Abstract

Left ventricular summit region (LVS) ventricular arrhythmias (VAs) can be challenging to eliminate with ablation (Abl) and may be confused for VAs arising from more easily accessible outflow tract (OT) areas. ECG clues are few but important to guide management. We aimed to identify novel ECG discordance patterns to predict LVS VA origin and inform catheter Abl complexity. Consecutive patients 2017-2021 undergoing Abl of LVS VAs (OT VAs with suspected intramural origin based on mapping and need for Abl from >1 sites in right (RV) or left ventricular (LV) OT or great cardiac vein/anterior interventricular vein (GCV/AIV) for VA control) were included.

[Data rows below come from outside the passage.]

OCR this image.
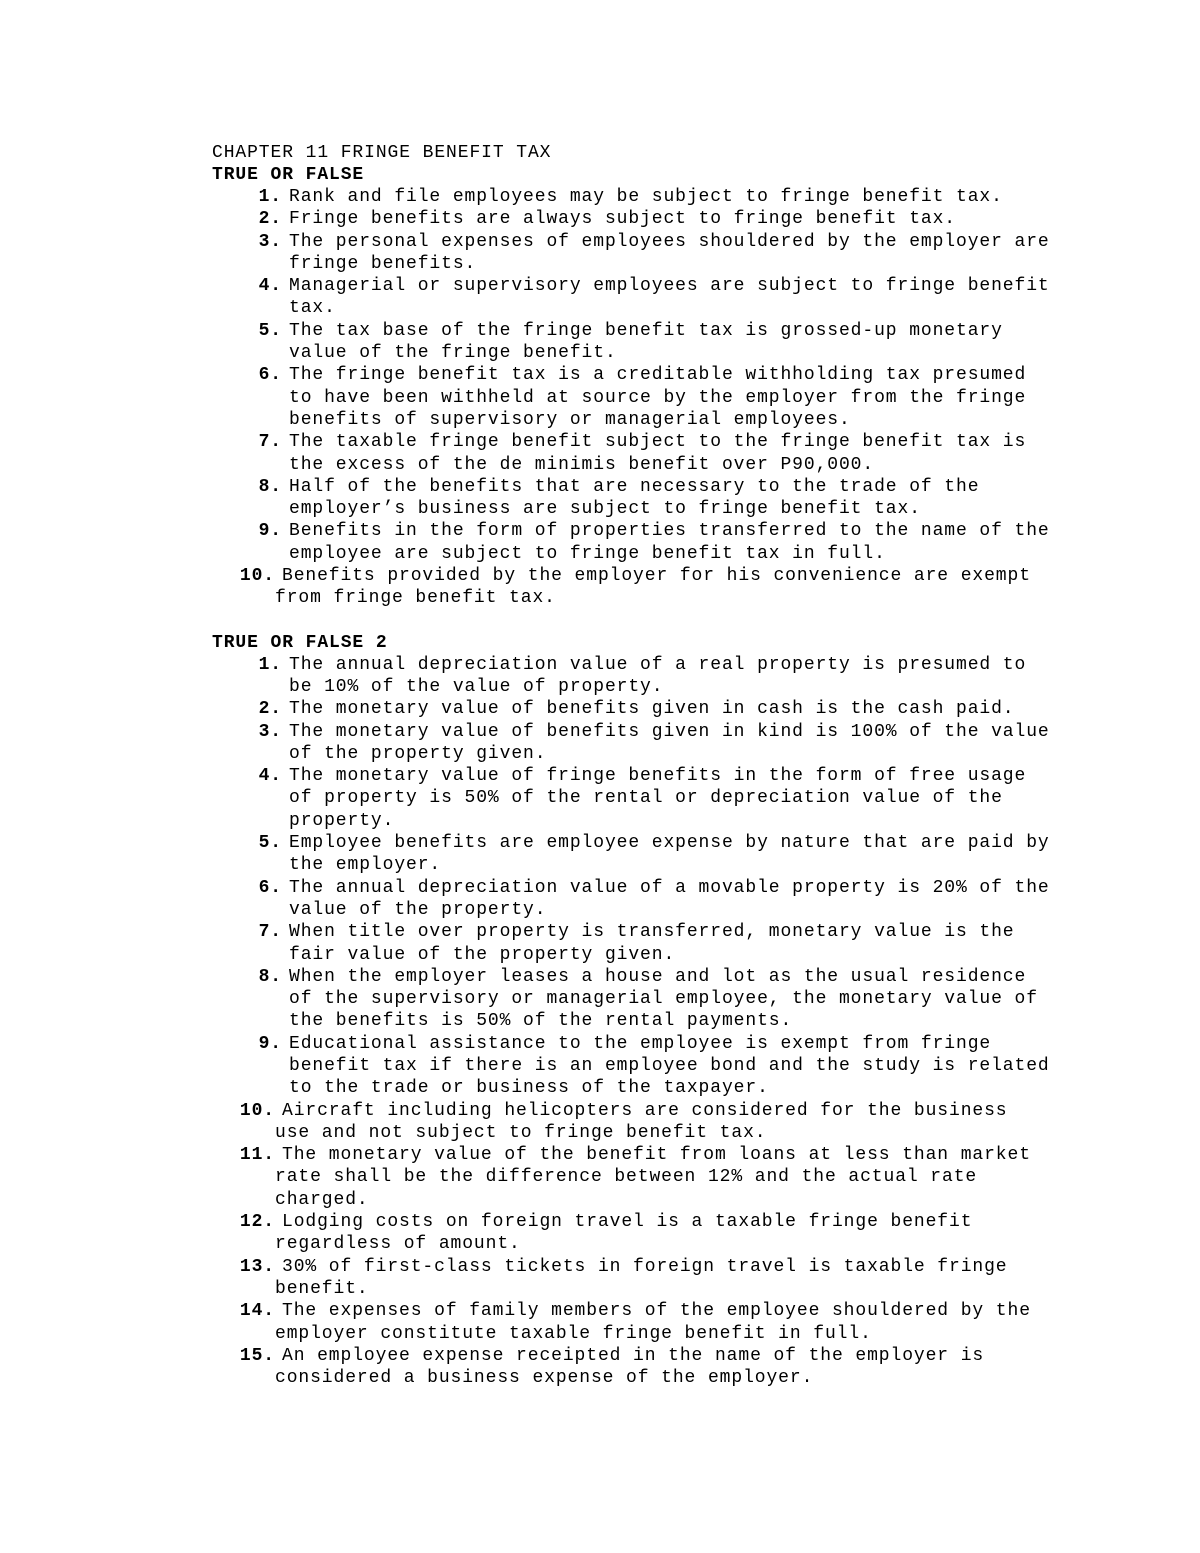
CHAPTER 11 FRINGE BENEFIT TAX
TRUE OR FALSE
1. Rank and file employees may be subject to fringe benefit tax.
2. Fringe benefits are always subject to fringe benefit tax.
3. The personal expenses of employees shouldered by the employer are
fringe benefits.
4. Managerial or supervisory employees are subject to fringe benefit
tax.
5. The tax base of the fringe benefit tax is grossed-up monetary
value of the fringe benefit.
6. The fringe benefit tax is a creditable withholding tax presumed
to have been withheld at source by the employer from the fringe
benefits of supervisory or managerial employees.
7. The taxable fringe benefit subject to the fringe benefit tax is
the excess of the de minimis benefit over P90,000.
8. Half of the benefits that are necessary to the trade of the
employer’s business are subject to fringe benefit tax.
9. Benefits in the form of properties transferred to the name of the
employee are subject to fringe benefit tax in full.
10. Benefits provided by the employer for his convenience are exempt
from fringe benefit tax.
TRUE OR FALSE 2
1. The annual depreciation value of a real property is presumed to
be 10% of the value of property.
2. The monetary value of benefits given in cash is the cash paid.
3. The monetary value of benefits given in kind is 100% of the value
of the property given.
4. The monetary value of fringe benefits in the form of free usage
of property is 50% of the rental or depreciation value of the
property.
5. Employee benefits are employee expense by nature that are paid by
the employer.
6. The annual depreciation value of a movable property is 20% of the
value of the property.
7. When title over property is transferred, monetary value is the
fair value of the property given.
8. When the employer leases a house and lot as the usual residence
of the supervisory or managerial employee, the monetary value of
the benefits is 50% of the rental payments.
9. Educational assistance to the employee is exempt from fringe
benefit tax if there is an employee bond and the study is related
to the trade or business of the taxpayer.
10. Aircraft including helicopters are considered for the business
use and not subject to fringe benefit tax.
11. The monetary value of the benefit from loans at less than market
rate shall be the difference between 12% and the actual rate
charged.
12. Lodging costs on foreign travel is a taxable fringe benefit
regardless of amount.
13. 30% of first-class tickets in foreign travel is taxable fringe
benefit.
14. The expenses of family members of the employee shouldered by the
employer constitute taxable fringe benefit in full.
15. An employee expense receipted in the name of the employer is
considered a business expense of the employer.
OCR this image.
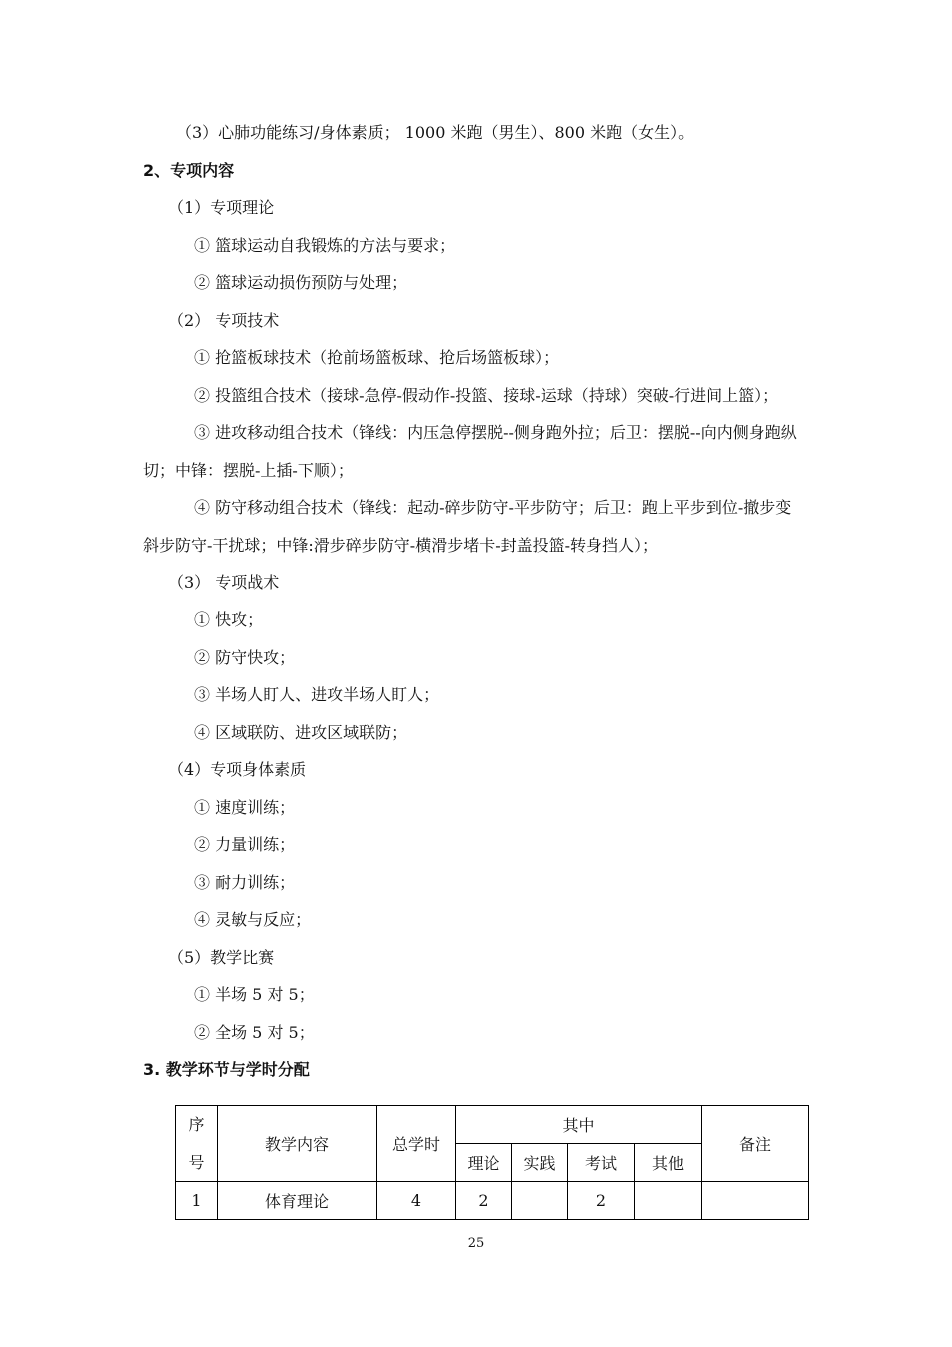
（3）心肺功能练习/身体素质； 1000 米跑（男生）、800 米跑（女生）。
2、专项内容
（1）专项理论
① 篮球运动自我锻炼的方法与要求；
② 篮球运动损伤预防与处理；
（2） 专项技术
① 抢篮板球技术（抢前场篮板球、抢后场篮板球）；
② 投篮组合技术（接球-急停-假动作-投篮、接球-运球（持球）突破-行进间上篮）；
③ 进攻移动组合技术（锋线：内压急停摆脱--侧身跑外拉；后卫：摆脱--向内侧身跑纵
切；中锋：摆脱-上插-下顺）；
④ 防守移动组合技术（锋线：起动-碎步防守-平步防守；后卫：跑上平步到位-撤步变
斜步防守-干扰球；中锋:滑步碎步防守-横滑步堵卡-封盖投篮-转身挡人）；
（3） 专项战术
① 快攻；
② 防守快攻；
③ 半场人盯人、进攻半场人盯人；
④ 区域联防、进攻区域联防；
（4）专项身体素质
① 速度训练；
② 力量训练；
③ 耐力训练；
④ 灵敏与反应；
（5）教学比赛
① 半场 5 对 5；
② 全场 5 对 5；
3. 教学环节与学时分配
序
号	教学内容	总学时	其中				备注
			理论	实践	考试	其他	
1	体育理论	4	2		2		
25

All inferior axis VAs were analyzed on 12-lead ECG. Discordant ECG patterns, or those in which precordial transition and lead I axis were inconsistent with RVOT or LVOT origin, were identified: 1) left bundle, right axis, precordial transition by V3 (LBRI-early), or 2) right bundle, left axis (RBLI). Concordant patterns were those with vectors consistent with either RVOT (LBRI, precordial transition >V3) or LVOT (LBLI, precordial transition V3, or RBRI) exit (Figure). Of 29 patients identified (69% male; mean age 59.0 ± 12.8 yrs; LVEF 43 ± 15%), 16 (55%) had discordant ECGs, most (14/16) with LBRI-early pattern; 13 had concordant ECGs, 3 suggesting RVOT and 10 consistent with LVOT exit. All patients required Abl from multiple anatomic sites, including LVOT in all, RVOT in 10, and GCV/AIV in 7, to effect partial or complete success in 25 (86%) patients after mean 1.9 1.2 Abls. Among discordant ECG patients, Abl at more anatomic sites was necessary to reduce VA burden (Figure). ECG discordance is a marker of ventricular arrhythmias arising from the left ventricular summit region. Identification of this novel ECG feature can improve the ability to predict the site of origin and to guide in ablation of LV summit arrhythmias.